Argumento que consiste em fundamentar a defesa de uma tese na origem da mesma e não nas suas virtudes.

Exemplo 1: O processo de colonização das Américas e da África foi extremamente positivo, pois foi conduzido pelos países mais desenvolvidos à época.

Exemplo 2: A ideia de que Alckmin seja vice-presidente do Brasil é boa porque surgiu no PT.

Crítica: Todos erram. 

A tempo: o que veio a público foi que a ideia de conversar com figuras do PSDB e do PDT surgiu no PT. Repito: conversar. Ainda não veio a público a informação de que a ideia de que Alckmin seja o vice-presidente tenha surgido no PT. 

Falácia da Pergunta Carregada 

Ao invés de refutar a tese do oponente com argumentos racionais, inquire-se o mesmo com uma pergunta do tipo retórica que visa constrangê-lo. 

Exemplo 1 

A: O impeachment de Dilma foi golpe.

B: Então você acha que sabe mais de leis que o STF, que acompanhou e aprovou todo o processo?!

Exemplo 2

A: Alckmin não deve ser o vice-presidente do Brasil.

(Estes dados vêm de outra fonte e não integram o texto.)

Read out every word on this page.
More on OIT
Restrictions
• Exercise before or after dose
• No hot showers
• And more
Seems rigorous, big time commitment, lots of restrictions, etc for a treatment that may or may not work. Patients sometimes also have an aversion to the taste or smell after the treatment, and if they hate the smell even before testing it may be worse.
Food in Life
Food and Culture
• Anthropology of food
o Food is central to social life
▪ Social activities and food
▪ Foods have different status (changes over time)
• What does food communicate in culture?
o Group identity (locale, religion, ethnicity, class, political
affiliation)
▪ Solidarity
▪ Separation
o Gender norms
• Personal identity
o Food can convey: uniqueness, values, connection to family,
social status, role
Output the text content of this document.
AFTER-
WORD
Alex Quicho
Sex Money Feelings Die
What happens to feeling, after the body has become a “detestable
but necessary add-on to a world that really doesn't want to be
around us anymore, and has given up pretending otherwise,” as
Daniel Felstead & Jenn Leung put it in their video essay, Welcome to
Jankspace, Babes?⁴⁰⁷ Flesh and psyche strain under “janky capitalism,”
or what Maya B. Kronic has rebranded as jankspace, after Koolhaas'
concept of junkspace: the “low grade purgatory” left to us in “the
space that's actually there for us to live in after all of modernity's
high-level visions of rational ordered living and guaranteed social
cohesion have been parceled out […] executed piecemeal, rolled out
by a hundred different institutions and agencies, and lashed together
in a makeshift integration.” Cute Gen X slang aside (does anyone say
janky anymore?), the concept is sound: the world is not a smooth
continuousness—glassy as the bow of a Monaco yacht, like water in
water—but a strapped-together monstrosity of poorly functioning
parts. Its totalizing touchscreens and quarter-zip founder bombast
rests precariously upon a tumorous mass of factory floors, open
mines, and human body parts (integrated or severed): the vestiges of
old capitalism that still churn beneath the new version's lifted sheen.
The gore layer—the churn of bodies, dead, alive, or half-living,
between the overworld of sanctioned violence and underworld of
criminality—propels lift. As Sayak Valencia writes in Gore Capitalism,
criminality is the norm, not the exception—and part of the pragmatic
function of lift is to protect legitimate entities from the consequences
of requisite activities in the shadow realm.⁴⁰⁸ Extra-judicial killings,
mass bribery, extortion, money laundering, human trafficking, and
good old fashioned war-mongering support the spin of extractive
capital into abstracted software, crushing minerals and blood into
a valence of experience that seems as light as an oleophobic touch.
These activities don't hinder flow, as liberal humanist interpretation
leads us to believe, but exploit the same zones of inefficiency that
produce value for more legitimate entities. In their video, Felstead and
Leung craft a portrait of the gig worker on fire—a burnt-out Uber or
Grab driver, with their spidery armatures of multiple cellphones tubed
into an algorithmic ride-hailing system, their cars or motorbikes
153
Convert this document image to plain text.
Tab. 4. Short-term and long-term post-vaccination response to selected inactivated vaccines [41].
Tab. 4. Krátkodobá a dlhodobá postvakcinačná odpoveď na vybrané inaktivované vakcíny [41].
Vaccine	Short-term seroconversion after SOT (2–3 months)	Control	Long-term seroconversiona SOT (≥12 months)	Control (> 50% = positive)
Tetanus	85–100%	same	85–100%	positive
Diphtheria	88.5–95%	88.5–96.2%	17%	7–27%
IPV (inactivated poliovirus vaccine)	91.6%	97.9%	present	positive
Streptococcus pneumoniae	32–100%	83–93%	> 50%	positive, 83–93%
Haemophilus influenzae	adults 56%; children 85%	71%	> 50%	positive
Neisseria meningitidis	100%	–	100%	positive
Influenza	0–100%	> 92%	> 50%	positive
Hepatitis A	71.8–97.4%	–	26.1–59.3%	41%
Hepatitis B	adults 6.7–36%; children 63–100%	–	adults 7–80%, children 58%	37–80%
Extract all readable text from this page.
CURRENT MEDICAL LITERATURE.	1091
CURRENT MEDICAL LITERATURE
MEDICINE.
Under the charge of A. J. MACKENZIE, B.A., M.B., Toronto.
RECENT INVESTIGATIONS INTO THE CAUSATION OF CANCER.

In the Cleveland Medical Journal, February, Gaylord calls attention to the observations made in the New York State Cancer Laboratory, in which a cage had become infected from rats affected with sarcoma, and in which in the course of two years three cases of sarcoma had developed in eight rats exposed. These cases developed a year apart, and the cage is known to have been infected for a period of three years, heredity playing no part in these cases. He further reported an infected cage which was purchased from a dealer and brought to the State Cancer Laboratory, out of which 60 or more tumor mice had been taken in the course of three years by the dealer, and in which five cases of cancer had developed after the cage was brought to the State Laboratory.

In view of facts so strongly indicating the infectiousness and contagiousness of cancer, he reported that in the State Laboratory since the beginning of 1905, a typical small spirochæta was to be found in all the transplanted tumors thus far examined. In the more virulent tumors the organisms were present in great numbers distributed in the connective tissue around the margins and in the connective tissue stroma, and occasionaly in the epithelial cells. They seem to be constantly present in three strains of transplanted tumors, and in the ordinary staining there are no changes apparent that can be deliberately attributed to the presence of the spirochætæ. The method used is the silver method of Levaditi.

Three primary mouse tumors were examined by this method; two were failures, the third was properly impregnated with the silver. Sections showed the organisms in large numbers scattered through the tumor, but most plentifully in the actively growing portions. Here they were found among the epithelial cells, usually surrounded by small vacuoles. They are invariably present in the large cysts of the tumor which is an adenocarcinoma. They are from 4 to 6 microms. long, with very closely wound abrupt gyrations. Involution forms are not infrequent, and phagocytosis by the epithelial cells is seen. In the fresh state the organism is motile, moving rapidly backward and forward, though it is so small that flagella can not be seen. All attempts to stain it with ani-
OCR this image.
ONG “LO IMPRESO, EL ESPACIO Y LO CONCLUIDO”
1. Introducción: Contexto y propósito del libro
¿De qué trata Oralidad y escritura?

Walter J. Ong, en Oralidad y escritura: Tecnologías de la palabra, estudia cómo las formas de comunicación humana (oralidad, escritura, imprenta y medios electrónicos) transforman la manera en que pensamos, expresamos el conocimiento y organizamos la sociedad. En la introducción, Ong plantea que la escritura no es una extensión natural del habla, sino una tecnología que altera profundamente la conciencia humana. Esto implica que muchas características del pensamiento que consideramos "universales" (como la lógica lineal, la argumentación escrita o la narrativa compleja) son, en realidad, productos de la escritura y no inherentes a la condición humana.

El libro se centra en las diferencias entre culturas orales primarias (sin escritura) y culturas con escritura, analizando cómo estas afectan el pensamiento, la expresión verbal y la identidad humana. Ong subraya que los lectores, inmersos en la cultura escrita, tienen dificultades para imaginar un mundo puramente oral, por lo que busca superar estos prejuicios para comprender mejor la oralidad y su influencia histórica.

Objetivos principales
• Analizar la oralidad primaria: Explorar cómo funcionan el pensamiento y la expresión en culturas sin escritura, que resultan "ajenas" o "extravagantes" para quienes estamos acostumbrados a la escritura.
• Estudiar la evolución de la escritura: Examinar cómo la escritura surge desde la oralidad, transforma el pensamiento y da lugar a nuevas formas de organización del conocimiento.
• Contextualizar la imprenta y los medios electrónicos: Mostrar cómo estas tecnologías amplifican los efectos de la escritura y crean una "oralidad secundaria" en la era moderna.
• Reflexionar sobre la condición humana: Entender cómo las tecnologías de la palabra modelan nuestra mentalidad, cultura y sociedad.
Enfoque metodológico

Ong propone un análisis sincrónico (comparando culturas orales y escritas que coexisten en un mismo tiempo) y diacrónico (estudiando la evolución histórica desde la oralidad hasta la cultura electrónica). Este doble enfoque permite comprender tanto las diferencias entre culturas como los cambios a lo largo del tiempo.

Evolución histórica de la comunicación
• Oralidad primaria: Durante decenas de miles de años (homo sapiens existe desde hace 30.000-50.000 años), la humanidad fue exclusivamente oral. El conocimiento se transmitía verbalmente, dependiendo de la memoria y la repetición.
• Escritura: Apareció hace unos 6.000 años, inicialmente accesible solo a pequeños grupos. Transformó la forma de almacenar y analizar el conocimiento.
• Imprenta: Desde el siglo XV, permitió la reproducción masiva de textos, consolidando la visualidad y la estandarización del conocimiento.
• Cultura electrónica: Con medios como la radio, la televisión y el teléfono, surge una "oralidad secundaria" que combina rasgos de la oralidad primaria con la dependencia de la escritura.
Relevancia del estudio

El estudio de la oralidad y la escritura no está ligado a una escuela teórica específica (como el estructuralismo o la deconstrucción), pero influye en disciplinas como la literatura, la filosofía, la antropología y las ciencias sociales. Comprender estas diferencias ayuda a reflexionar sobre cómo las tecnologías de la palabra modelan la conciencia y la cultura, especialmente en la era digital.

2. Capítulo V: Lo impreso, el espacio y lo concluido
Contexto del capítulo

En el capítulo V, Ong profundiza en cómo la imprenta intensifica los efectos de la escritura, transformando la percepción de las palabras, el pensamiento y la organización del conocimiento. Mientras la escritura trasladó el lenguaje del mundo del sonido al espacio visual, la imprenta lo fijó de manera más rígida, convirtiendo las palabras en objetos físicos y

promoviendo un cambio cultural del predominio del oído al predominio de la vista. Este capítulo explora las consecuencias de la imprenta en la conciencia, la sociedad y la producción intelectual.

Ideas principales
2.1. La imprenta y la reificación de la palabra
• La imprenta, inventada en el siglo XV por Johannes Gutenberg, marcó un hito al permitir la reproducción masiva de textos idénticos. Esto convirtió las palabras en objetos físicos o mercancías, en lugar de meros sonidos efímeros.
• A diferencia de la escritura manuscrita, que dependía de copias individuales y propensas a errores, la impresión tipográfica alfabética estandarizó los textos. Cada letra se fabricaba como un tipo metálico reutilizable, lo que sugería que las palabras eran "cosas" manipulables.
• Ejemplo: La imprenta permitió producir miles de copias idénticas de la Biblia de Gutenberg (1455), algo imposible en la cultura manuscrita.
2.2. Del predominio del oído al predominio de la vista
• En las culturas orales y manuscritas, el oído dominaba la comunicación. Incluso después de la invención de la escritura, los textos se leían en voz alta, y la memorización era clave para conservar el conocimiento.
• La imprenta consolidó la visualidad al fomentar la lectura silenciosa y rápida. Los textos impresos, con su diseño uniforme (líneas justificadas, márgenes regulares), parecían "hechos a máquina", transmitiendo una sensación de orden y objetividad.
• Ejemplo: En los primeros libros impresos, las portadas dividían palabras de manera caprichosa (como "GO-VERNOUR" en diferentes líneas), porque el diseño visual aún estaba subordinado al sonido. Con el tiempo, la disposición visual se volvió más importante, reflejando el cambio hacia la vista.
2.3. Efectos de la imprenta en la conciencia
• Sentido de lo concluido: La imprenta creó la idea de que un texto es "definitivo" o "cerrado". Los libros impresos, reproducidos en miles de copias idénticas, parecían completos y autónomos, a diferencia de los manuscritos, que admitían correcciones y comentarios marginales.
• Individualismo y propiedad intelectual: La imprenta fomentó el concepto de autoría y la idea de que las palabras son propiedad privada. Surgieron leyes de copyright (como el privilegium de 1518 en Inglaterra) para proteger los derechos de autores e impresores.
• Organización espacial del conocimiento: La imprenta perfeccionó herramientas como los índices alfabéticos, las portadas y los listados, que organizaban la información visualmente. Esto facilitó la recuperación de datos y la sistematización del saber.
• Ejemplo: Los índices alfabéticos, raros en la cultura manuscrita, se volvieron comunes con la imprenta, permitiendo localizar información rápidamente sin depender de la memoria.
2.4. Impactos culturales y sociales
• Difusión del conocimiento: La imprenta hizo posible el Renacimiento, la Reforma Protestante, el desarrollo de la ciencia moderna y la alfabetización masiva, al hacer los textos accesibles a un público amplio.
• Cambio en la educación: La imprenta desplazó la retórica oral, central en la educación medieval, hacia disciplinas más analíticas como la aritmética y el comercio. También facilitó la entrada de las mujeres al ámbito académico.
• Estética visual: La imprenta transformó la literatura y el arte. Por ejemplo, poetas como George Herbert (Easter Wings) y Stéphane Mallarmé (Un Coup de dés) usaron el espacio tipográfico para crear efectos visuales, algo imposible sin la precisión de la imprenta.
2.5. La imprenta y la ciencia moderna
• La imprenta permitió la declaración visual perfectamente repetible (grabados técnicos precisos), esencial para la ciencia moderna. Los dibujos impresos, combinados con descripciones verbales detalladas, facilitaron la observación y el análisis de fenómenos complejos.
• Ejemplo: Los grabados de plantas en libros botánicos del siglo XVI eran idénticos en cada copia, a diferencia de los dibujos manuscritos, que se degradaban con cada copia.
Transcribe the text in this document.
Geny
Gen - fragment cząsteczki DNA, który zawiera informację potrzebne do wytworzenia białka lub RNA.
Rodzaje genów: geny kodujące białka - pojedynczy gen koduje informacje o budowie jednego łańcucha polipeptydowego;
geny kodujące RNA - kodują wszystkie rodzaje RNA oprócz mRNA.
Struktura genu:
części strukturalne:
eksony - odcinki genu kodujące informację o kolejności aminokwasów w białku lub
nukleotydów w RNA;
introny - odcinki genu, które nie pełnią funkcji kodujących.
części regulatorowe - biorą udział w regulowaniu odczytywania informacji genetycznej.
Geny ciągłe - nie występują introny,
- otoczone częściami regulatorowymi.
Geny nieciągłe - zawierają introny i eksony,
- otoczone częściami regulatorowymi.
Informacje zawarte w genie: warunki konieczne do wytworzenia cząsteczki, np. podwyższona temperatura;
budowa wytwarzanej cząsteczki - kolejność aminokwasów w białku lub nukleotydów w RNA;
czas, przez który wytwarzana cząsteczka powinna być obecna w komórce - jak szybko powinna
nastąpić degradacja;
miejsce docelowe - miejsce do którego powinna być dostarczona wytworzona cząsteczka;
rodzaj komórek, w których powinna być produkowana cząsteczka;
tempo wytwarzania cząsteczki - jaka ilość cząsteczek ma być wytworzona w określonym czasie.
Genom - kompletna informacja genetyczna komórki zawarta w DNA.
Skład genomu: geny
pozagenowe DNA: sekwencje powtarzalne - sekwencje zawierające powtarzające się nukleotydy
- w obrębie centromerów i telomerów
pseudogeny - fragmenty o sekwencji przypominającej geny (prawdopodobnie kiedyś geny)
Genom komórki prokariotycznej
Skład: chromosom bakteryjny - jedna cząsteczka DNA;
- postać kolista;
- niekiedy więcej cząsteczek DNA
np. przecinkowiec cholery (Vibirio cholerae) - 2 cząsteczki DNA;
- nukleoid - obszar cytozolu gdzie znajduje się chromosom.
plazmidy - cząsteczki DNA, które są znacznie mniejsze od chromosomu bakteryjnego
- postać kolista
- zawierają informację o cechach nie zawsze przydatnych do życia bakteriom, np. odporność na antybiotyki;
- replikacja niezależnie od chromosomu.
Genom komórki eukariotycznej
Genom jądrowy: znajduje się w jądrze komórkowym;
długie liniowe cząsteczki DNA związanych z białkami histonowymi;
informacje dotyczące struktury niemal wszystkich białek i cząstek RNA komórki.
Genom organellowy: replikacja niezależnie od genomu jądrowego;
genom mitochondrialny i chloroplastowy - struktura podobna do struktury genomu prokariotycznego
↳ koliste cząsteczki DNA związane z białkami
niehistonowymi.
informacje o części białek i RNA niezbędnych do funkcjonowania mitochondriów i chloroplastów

B: Então você acha que tem mais faro político que Lula?!  

Crítica: muito provavelmente, os que acham que Alckmin não deve ser o vice não se julgam mais sabedores de política que Lula, somente ainda não se depararam com argumentos suficientemente consistentes para provar-lhes que estão equivocados. 

A tempo: até o momento não veio a público nenhuma declaração de Lula dizendo que apoia que Alckmin seja o seu vice. 

Falácia do Apelo à Autoridade 

Constitui-se em, para defender uma tese, se restringir à exaltação do autor ou de um defensor da mesma sem deter-se na análise da tese em si.

Exemplo 1 

Foi correto manter Lula preso por 580 dias, pois os juízes que assim decidiram possuem um alto saber jurídico.

Exemplo 2   

Alckmin deve ser o vice-presidente do Brasil, pois Lula sabe o que faz.

Crítica: Todos erram. 

A tempo e mais uma vez: até o momento não veio a público nenhuma declaração de Lula dizendo que apoia que Alckmin seja o vice.

Conclusão

Depois de tudo isso dito, e em respeito à honestidade intelectual, é preciso salientar que ainda que o argumento que defende uma tese seja falacioso, isso não significa, necessariamente, que a tese seja falsa(*). É preciso mais para concluirmos pela falsidade de uma tese, sob pena de, fazendo o contrário, incorrermos na falácia da falácia. 

Mas, no caso da tese analisada aqui, isso já foi explorado em artigos anteriores.

Por fim, sigo na mesma posição desde que se iniciou esse debate: aguardando que se demonstre de maneira minimamente consistente que acreditar que seria bom termos Alckmin como nosso vice-presidente não seja uma perigosa ilusão. 

(*) A lua é um grande queijo e os humanos são peixes. Logo, o Brasil é um país com grande desigualdade social.